Affinity of sCD155 for DNAM-1 is greater than that for TIGIT and CD96
We demonstrated here that the suppressive effect of sCD155 on NK cells in both mice and humans was dependent on DNAM-1, rather than TIGIT and CD96, suggesting that the binding affinity of sCD155 for DNAM-1 was greater than that for TIGIT and CD96 on these cells. To determine the binding affinity of sCD155 for each receptor, we used the extracellular portion of mouse and human CD155 tagged with His protein at the C terminus (sCD155-His) and chimeric proteins consisting of the extracellular portions of mouse and human DNAM, TIGIT, or CD96 fused with the Fc portion of human IgG (DNAM-1–Fc, TIGIT-Fc, and CD96-Fc, respectively). The affinity of sCD155-His for DNAM-1 was greater than that for TIGIT or CD96 in mice and greater than that for TIGIT in humans, as analyzed by using a biolayer interferometry technology system (Fig. 4, A and B). These results were consistent with our findings that DNAM-1, rather than TIGIT or CD96, was involved in the suppressive effect of sCD155 on NK cell cytotoxic activity in vivo and in vitro. However, previous reports have demonstrated that the binding affinity of CD155-Fc for TIGIT expressed on Chinese hamster ovary cells is greater than that for DNAM-1 expressed on these cells (Stanietsky et al., 2013; Yu et al., 2009). This discrepancy might be caused by differences in the construction of sCD155: sCD155-His forms a monomer, whereas CD155-Fc forms a dimer. Nonetheless, because sCD155 in the sera of cancer patients is a monomer (Baury et al., 2003), we consider that our results reflected the physiological function of sCD155.
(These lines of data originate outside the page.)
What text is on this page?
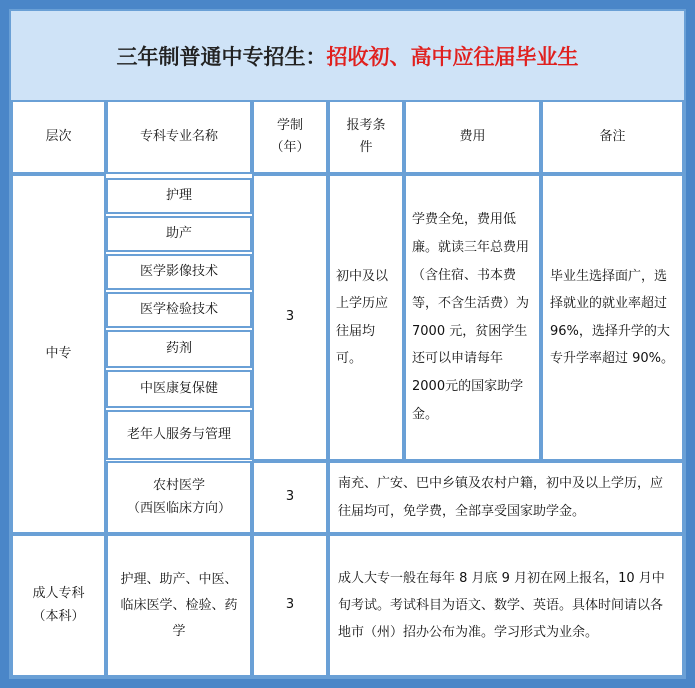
三年制普通中专招生： 招收初、高中应往届毕业生
层次	专科专业名称
学制
（年）
报考条
件
费用	备注
中专
护理
助产
医学影像技术
医学检验技术
药剂
中医康复保健
老年人服务与管理
3
初中及以上学历应往届均可。
学费全免，费用低廉。就读三年总费用（含住宿、书本费等，不含生活费）为 7000 元，贫困学生还可以申请每年 2000元的国家助学金。
毕业生选择面广，选择就业的就业率超过 96%，选择升学的大专升学率超过 90%。
农村医学
（西医临床方向）
3
南充、广安、巴中乡镇及农村户籍，初中及以上学历，应往届均可，免学费，全部享受国家助学金。
成人专科
（本科）
护理、助产、中医、临床医学、检验、药学
3
成人大专一般在每年 8 月底 9 月初在网上报名，10 月中旬考试。考试科目为语文、数学、英语。具体时间请以各地市（州）招办公布为准。学习形式为业余。
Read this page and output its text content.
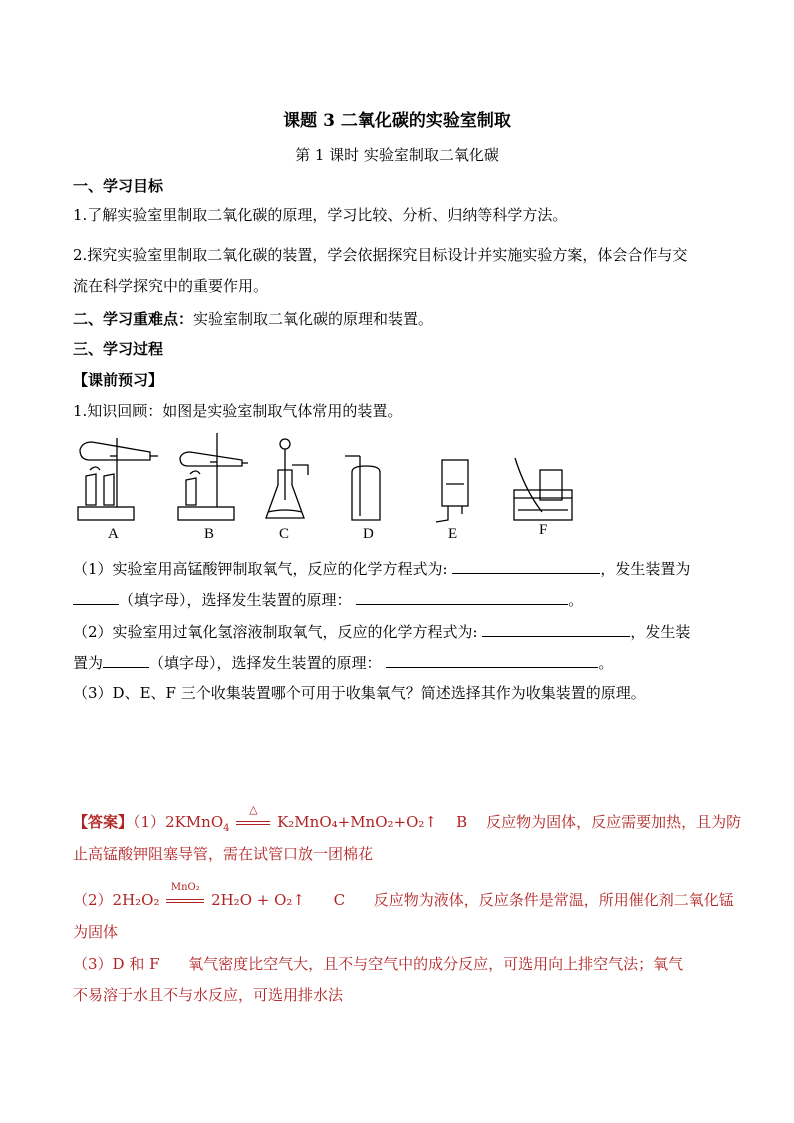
课题 3 二氧化碳的实验室制取
第 1 课时 实验室制取二氧化碳
一、学习目标
1.了解实验室里制取二氧化碳的原理，学习比较、分析、归纳等科学方法。
2.探究实验室里制取二氧化碳的装置，学会依据探究目标设计并实施实验方案，体会合作与交
流在科学探究中的重要作用。
二、学习重难点：实验室制取二氧化碳的原理和装置。
三、学习过程
【课前预习】
1.知识回顾：如图是实验室制取气体常用的装置。
A	B	C	D	E	F
（1）实验室用高锰酸钾制取氧气，反应的化学方程式为:	，发生装置为
（填字母），选择发生装置的原理：	。
（2）实验室用过氧化氢溶液制取氧气，反应的化学方程式为:	，发生装
置为	（填字母），选择发生装置的原理：	。
（3）D、E、F 三个收集装置哪个可用于收集氧气？简述选择其作为收集装置的原理。
【答案】（1）2KMnO$_4$
△
K₂MnO₄+MnO₂+O₂↑ B 反应物为固体，反应需要加热，且为防
止高锰酸钾阻塞导管，需在试管口放一团棉花
（2）2H₂O₂
MnO₂
2H₂O + O₂↑ C 反应物为液体，反应条件是常温，所用催化剂二氧化锰
为固体
（3）D 和 F 氧气密度比空气大，且不与空气中的成分反应，可选用向上排空气法；氧气
不易溶于水且不与水反应，可选用排水法
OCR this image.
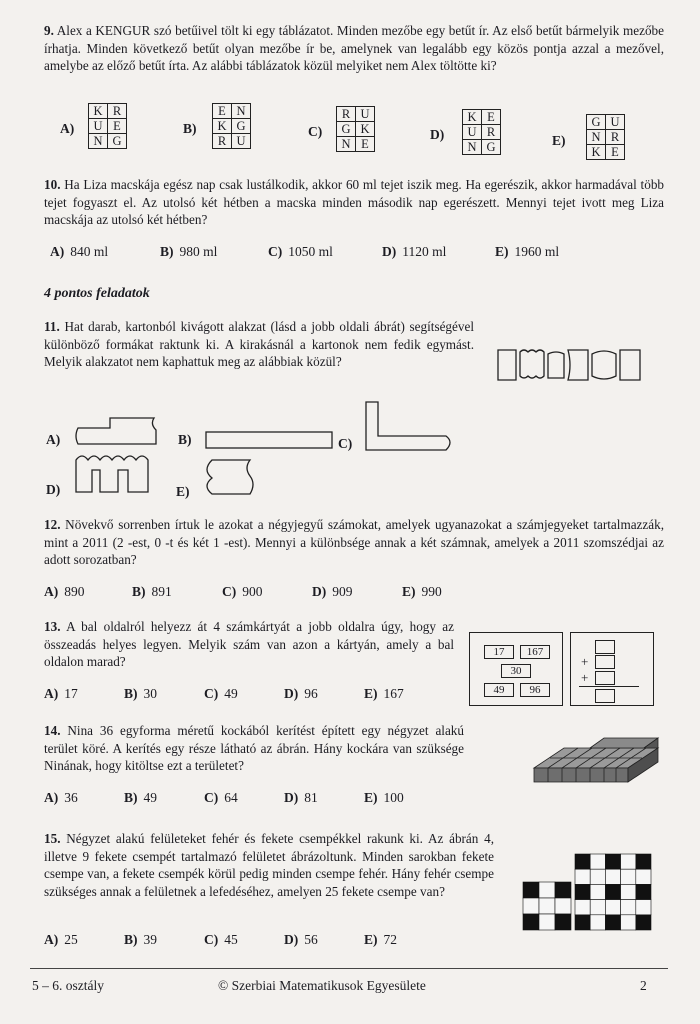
9. Alex a KENGUR szó betűivel tölt ki egy táblázatot. Minden mezőbe egy betűt ír. Az első betűt bármelyik mezőbe írhatja. Minden következő betűt olyan mezőbe ír be, amelynek van legalább egy közös pontja azzal a mezővel, amelybe az előző betűt írta. Az alábbi táblázatok közül melyiket nem Alex töltötte ki?
A)
K	R
U	E
N	G
B)
E	N
K	G
R	U
C)
R	U
G	K
N	E
D)
K	E
U	R
N	G	E)
G	U
N	R
K	E
10. Ha Liza macskája egész nap csak lustálkodik, akkor 60 ml tejet iszik meg. Ha egerészik, akkor harmadával több tejet fogyaszt el. Az utolsó két hétben a macska minden második nap egerészett. Mennyi tejet ivott meg Liza macskája az utolsó két hétben?
A) 840 ml	B) 980 ml	C) 1050 ml	D) 1120 ml	E) 1960 ml
4 pontos feladatok
11. Hat darab, kartonból kivágott alakzat (lásd a jobb oldali ábrát) segítségével különböző formákat raktunk ki. A kirakásnál a kartonok nem fedik egymást. Melyik alakzatot nem kaphattuk meg az alábbiak közül?
A)	B)	C)
D)	E)
12. Növekvő sorrenben írtuk le azokat a négyjegyű számokat, amelyek ugyanazokat a számjegyeket tartalmazzák, mint a 2011 (2 -est, 0 -t és két 1 -est). Mennyi a különbsége annak a két számnak, amelyek a 2011 szomszédjai az adott sorozatban?
A) 890	B) 891	C) 900	D) 909	E) 990
13. A bal oldalról helyezz át 4 számkártyát a jobb oldalra úgy, hogy az összeadás helyes legyen. Melyik szám van azon a kártyán, amely a bal oldalon marad?
A) 17	B) 30	C) 49	D) 96	E) 167
17	167
30
49	96
+
+
14. Nina 36 egyforma méretű kockából kerítést épített egy négyzet alakú terület köré. A kerítés egy része látható az ábrán. Hány kockára van szüksége Ninának, hogy kitöltse ezt a területet?
A) 36	B) 49	C) 64	D) 81	E) 100
15. Négyzet alakú felületeket fehér és fekete csempékkel rakunk ki. Az ábrán 4, illetve 9 fekete csempét tartalmazó felületet ábrázoltunk. Minden sarokban fekete csempe van, a fekete csempék körül pedig minden csempe fehér. Hány fehér csempe szükséges annak a felületnek a lefedéséhez, amelyen 25 fekete csempe van?
A) 25	B) 39	C) 45	D) 56	E) 72
5 – 6. osztály	© Szerbiai Matematikusok Egyesülete	2
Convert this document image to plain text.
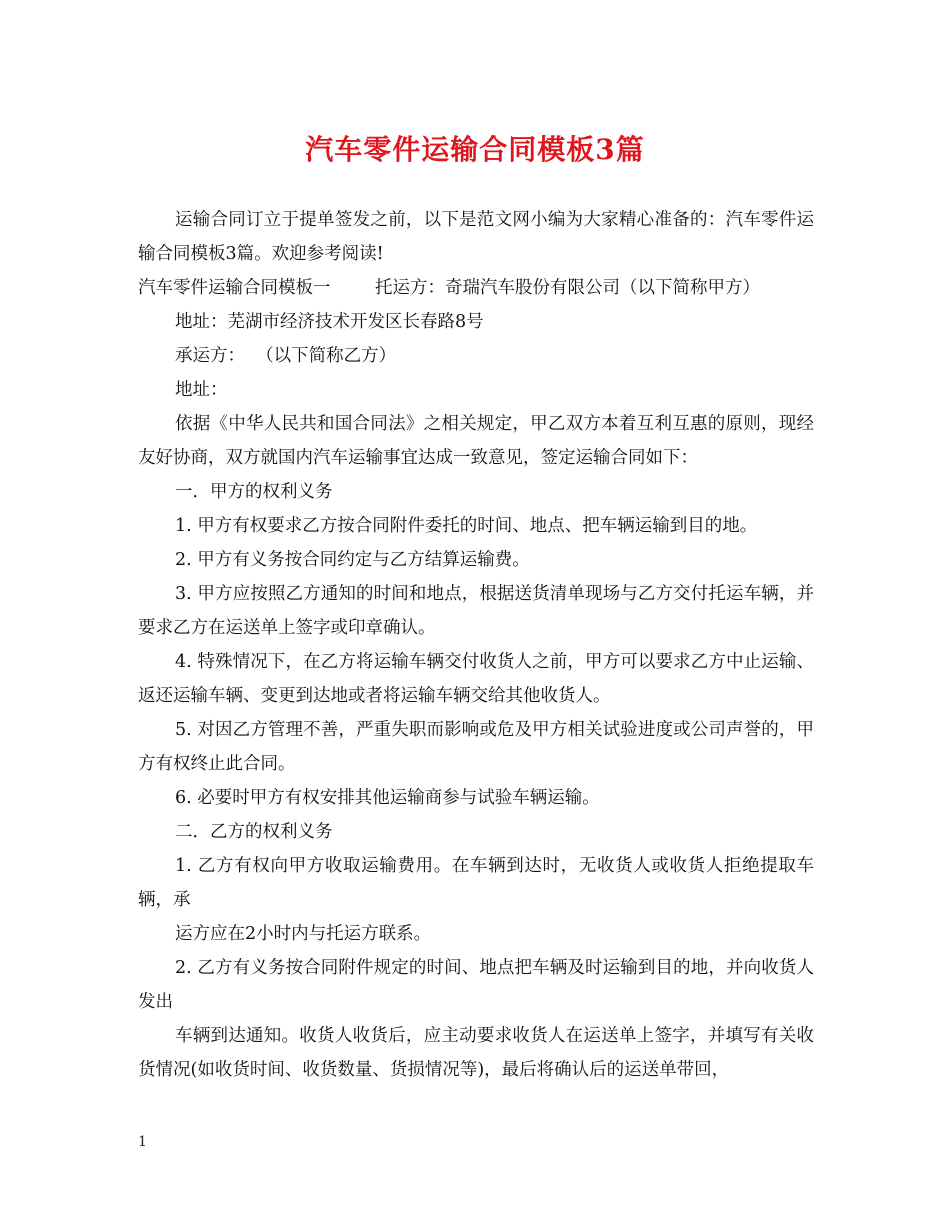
汽车零件运输合同模板3篇

运输合同订立于提单签发之前，以下是范文网小编为大家精心准备的：汽车零件运输合同模板3篇。欢迎参考阅读!

汽车零件运输合同模板一        托运方：奇瑞汽车股份有限公司（以下简称甲方）

地址：芜湖市经济技术开发区长春路8号

承运方：  （以下简称乙方）

地址：

依据《中华人民共和国合同法》之相关规定，甲乙双方本着互利互惠的原则，现经友好协商，双方就国内汽车运输事宜达成一致意见，签定运输合同如下：

一．甲方的权利义务

1. 甲方有权要求乙方按合同附件委托的时间、地点、把车辆运输到目的地。

2. 甲方有义务按合同约定与乙方结算运输费。

3. 甲方应按照乙方通知的时间和地点，根据送货清单现场与乙方交付托运车辆，并要求乙方在运送单上签字或印章确认。

4. 特殊情况下，在乙方将运输车辆交付收货人之前，甲方可以要求乙方中止运输、返还运输车辆、变更到达地或者将运输车辆交给其他收货人。

5. 对因乙方管理不善，严重失职而影响或危及甲方相关试验进度或公司声誉的，甲方有权终止此合同。

6. 必要时甲方有权安排其他运输商参与试验车辆运输。

二．乙方的权利义务

1. 乙方有权向甲方收取运输费用。在车辆到达时，无收货人或收货人拒绝提取车辆，承

运方应在2小时内与托运方联系。

2. 乙方有义务按合同附件规定的时间、地点把车辆及时运输到目的地，并向收货人发出

车辆到达通知。收货人收货后，应主动要求收货人在运送单上签字，并填写有关收货情况(如收货时间、收货数量、货损情况等)，最后将确认后的运送单带回，

1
Here, by using a system of experimental lung colonization of B16/BL6 melanoma in mice, we demonstrated that sCD155 interferes with the function of DNAM-1 in NK cell–mediated tumor immunity. Our results suggested that sCD155 competes with membrane-bound CD155 to bind as a ligand decoy to DNAM-1 on NK cells. Currently, it remains undetermined whether sCD155 affects not only NK cell function but also T cell function in different tumor models. Since sCD155 is also able to bind to activated T cells, which express DNAM-1, TIGIT, and CD96 (Fig. S3), sCD155 may affect T cell–mediated tumor immunity as well in certain situations.
We demonstrated previously that the expression of membrane-bound CD155 and sCD155 is up-regulated similarly in various tumor cells (Iguchi-Manaka et al., 2016). However, although it is unclear how the expression of sCD155 is regulated, certain patients show greater sCD155 expression than membrane-bound CD155 expression in their tumors (Iguchi-Manaka et al., 2016), in which cases sCD155 might lead to tumor immune evasion. Several clinical studies have shown that CD155 expression, as analyzed by immunohistochemistry, is associated with a poor prognosis in cancer patients (Bevelacqua et al., 2012; Nakai et al., 2010; Nishiwada et al., 2015). Because immunohistochemical analysis by using anti-CD155 mAb detects sCD155 as well as membrane-bound CD155, it might be sCD155, rather than membrane-bound CD155, that affects poor prognosis in these patients. In addition, a very recent study distinguished cytoplasmic CD155 from membrane-bound CD155 and demonstrated that membrane-bound CD155 expression was strongly correlated with the abundance of tumor-infiltrated NK cells. In contrast, the study reported that overall survival and disease-free survival were significantly shorter in breast cancer patients with high levels of expression of cytoplasmic CD155 than in those with low levels of expression (Triki et al., 2019). Because cytoplasmic CD155 may include sCD155, this observation is consistent with our findings in mouse models.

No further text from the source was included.